Optimistic people are morning people, aren’t they? Not someone like me, who when roused, prays oh, please God, don’t let it be morning yet. Someone who despairs over a red leaf. Hardly optimistic. Optimistic women are the ones you see in commercials. The ones smiling over their first cup of coffee, smiling before they’ve taken one single sip. The ones doing yoga on the patio as the sun rises. The ones running with their dogs as mist wisps from the meadows. The ones stretching and sighing and gazing out their bedroom window like . . . Well, like they are in a television commercial. The only time I smile in the morning is when I realize I can stay in bed a while longer.


This weekend, back in Pennsylvania for a family event, little red maple leaves littered our campsite. “Oh, look, fall is coming,” I said as I gathered up a leaf. “What a pretty shade of red.”
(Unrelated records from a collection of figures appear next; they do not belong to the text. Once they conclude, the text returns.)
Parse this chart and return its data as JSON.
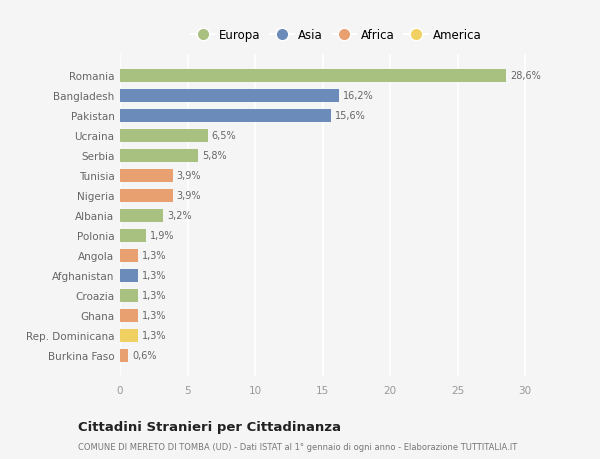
{
  "countries": [
    "Romania",
    "Bangladesh",
    "Pakistan",
    "Ucraina",
    "Serbia",
    "Tunisia",
    "Nigeria",
    "Albania",
    "Polonia",
    "Angola",
    "Afghanistan",
    "Croazia",
    "Ghana",
    "Rep. Dominicana",
    "Burkina Faso"
  ],
  "values": [
    28.6,
    16.2,
    15.6,
    6.5,
    5.8,
    3.9,
    3.9,
    3.2,
    1.9,
    1.3,
    1.3,
    1.3,
    1.3,
    1.3,
    0.6
  ],
  "labels": [
    "28,6%",
    "16,2%",
    "15,6%",
    "6,5%",
    "5,8%",
    "3,9%",
    "3,9%",
    "3,2%",
    "1,9%",
    "1,3%",
    "1,3%",
    "1,3%",
    "1,3%",
    "1,3%",
    "0,6%"
  ],
  "continents": [
    "Europa",
    "Asia",
    "Asia",
    "Europa",
    "Europa",
    "Africa",
    "Africa",
    "Europa",
    "Europa",
    "Africa",
    "Asia",
    "Europa",
    "Africa",
    "America",
    "Africa"
  ],
  "continent_colors": {
    "Europa": "#a8c080",
    "Asia": "#6b8cba",
    "Africa": "#e8a070",
    "America": "#f0d060"
  },
  "legend_order": [
    "Europa",
    "Asia",
    "Africa",
    "America"
  ],
  "title": "Cittadini Stranieri per Cittadinanza",
  "subtitle": "COMUNE DI MERETO DI TOMBA (UD) - Dati ISTAT al 1° gennaio di ogni anno - Elaborazione TUTTITALIA.IT",
  "xlim": [
    0,
    32
  ],
  "xticks": [
    0,
    5,
    10,
    15,
    20,
    25,
    30
  ],
  "background_color": "#f5f5f5",
  "grid_color": "#ffffff",
  "bar_height": 0.65
}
Perhaps there is hope for me after all.

Wednesday, August 5, 2009

Wedding on the Ohio River


Marietta, Ohio, is a town filled with history. Named after Marie Antoinette in 1788, it was the first settlement of the Northwest Territory, and its many historical markers honor early forts, shipbuilders, steamboats, and the first white woman to set foot in the place. It is small town of broad streets, lovely old houses, and expansive lawns. The perfect place for a wedding.

The wedding guests drove hours to get here. The ones from Pennsylvania wove their way south and west through Ohio mill towns and farmland, while we drove west and north over at least three mountain ranges. Blue Ridge. Shenandoah. Allegheny. Deep green forests with mist rising from the treetops into the gray, rainy skies. It was a long, wet journey, but one we all happily make when old friends marry off a child.

Fortunately, the day of the wedding was cloudless and warm, and St. Mary Catholic Church, stunning in its size and Old World grandeur, was air-conditioned. The ceremony was so flawless no one could have guessed the behind-the-scenes drama: the bridesmaid’s dress that landed in Vermont instead of West Virginia and the bee that attacked the bride’s mother. It had turned into a perfect day, and we were proud, because this child, this young, beautiful bride, was the youngest of our collective children, the baby we all watched grow up. We had to be there.